Gdy przychodził do Juventusu, wielu pukało się w głowę. W Madrycie miał wszystko, czego trzeba. Był na szczycie, wygrywał seryjnie Ligę Mistrzów, marketingowo stał na takim poziomie, że trudno wyobrazić sobie wyższy pułap. Przejście do Juventusu nie było awansem sportowym, tak samo nie było awansem marketingowym, dalej – nie sprawiło, że rywalizacja o mistrzostwo kraju stała się dla niego bardziej pasjonująca. Ale właśnie tutaj, w Turynie, gdzie mistrzostwo kraju nie wymaga wysiłku porównywalnego do wspinaczki na K2 w samych klapkach, mógł ostatecznie zmienić priorytety. Podporządkować wszystko Lidze Mistrzów, rozgrywkom wywołującym u niego najwięcej emocji.
Dzisiejszy występ przybliżył go zdobycia Champions League z trzecim klubem, czyli do osiągnięcia niewyobrażalnego, osiągniętego przez naprawdę nielicznych. Wiadomo, do ostatecznego triumfu droga długa i kręta, ale po tym, co Portugalczyk wraz z całym zespołem zaprezentował dziś, trudno mówić o drodze nie do przejścia.

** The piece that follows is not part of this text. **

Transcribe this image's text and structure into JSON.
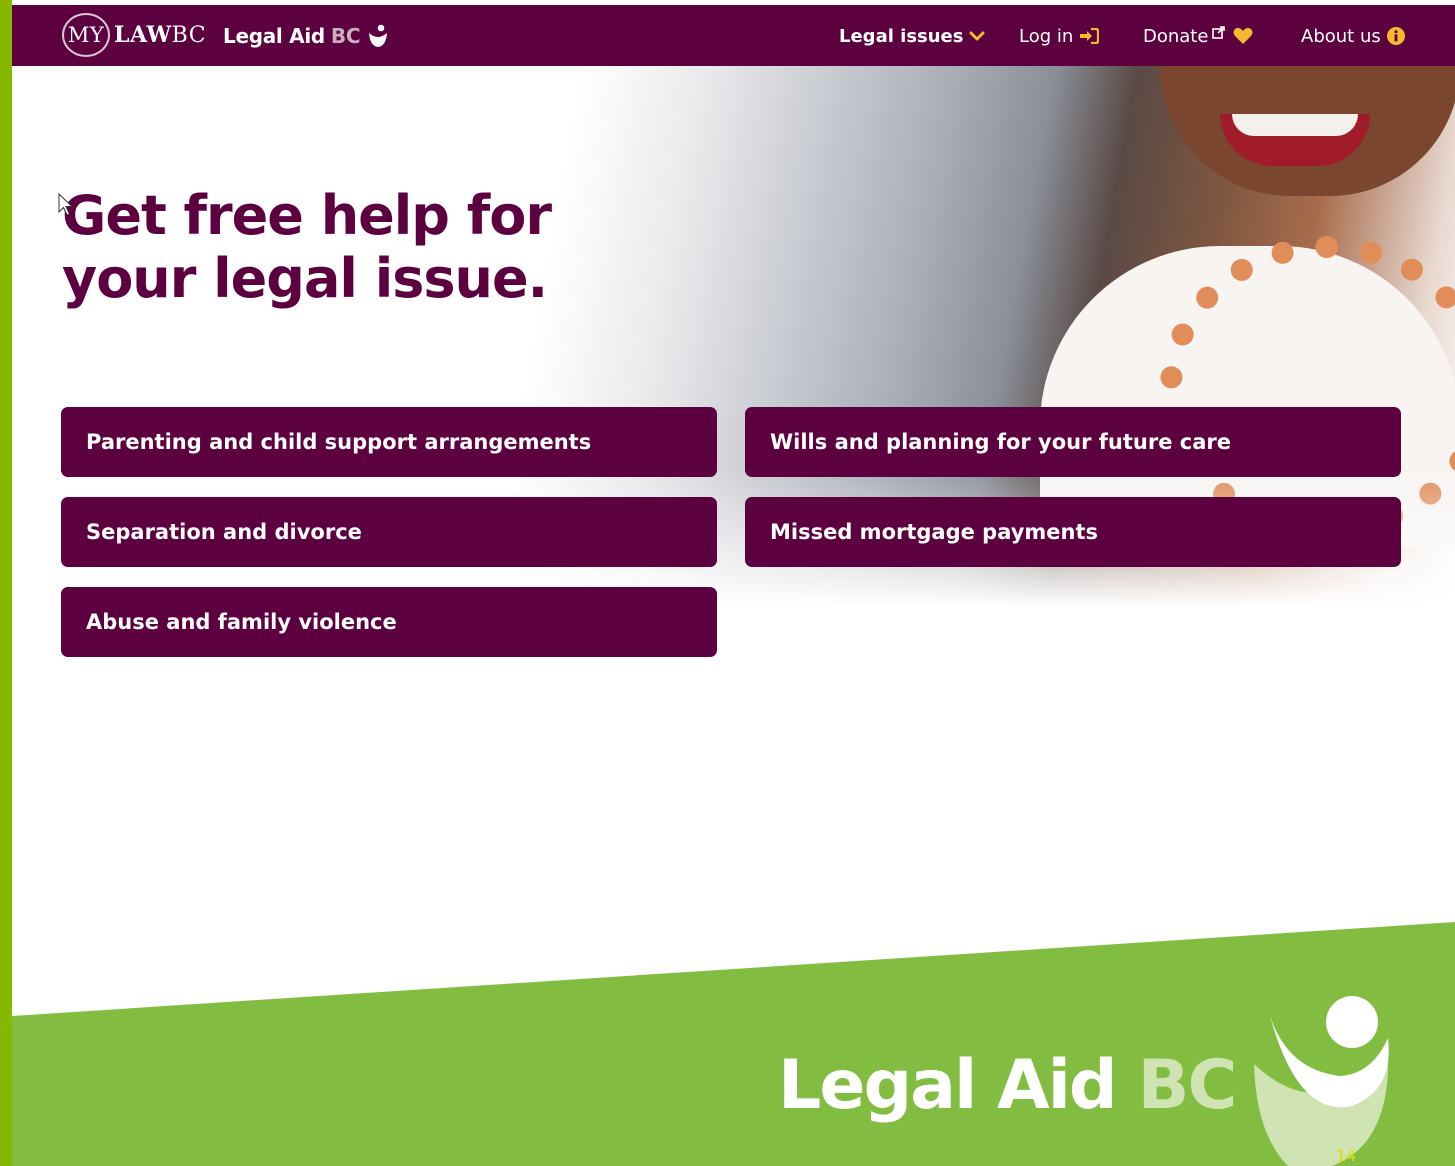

Już początek spotkania pokazał, o jakim meczu mowa. Juventus rzucił się na rywali, starając się rozciągać defensywę Atletico. I choć w drużynie Diego Simeone funkcjonowała asekuracja, to od czasu do czasu powstawały luki, w które wślizgiwali się przebiegli turyńczycy. A to naciskający rywali Ronaldo, a to sprytny Bernardeschi, a to piekielnie szybki Cancelo, czyli człowiek z dynamitem w nogach. Efektem bardzo szybko strzelony gol, jednak nieuznany. Do siatki trafił Chiellini, ale Ronaldo – zdaniem sędziego – faulował Oblaka, więc o natychmiastowym objęciu prowadzenia nie było mowy.
Pierwsze niepowodzenie nie zadziałało jednak na gospodarzy demotywująco. Nadal naciskali, podczas gdy Atletico ograniczało się do wybijania byle dalej, względnie do zupełnie niegroźnych strzałów zza pola karnego, żeby przytoczyć tylko próbę Koke. Simeone chciał wygrać w typowym dla Atletico stylu, gdzie sama gra w piłkę schodzi na dalszy plan, ale w defensywie pojawiało się zbyt wiele luk, Juventus zbyt intensywnie bombardował dośrodkowaniami pole karne jego drużyny, by plan miał prawo wypalić.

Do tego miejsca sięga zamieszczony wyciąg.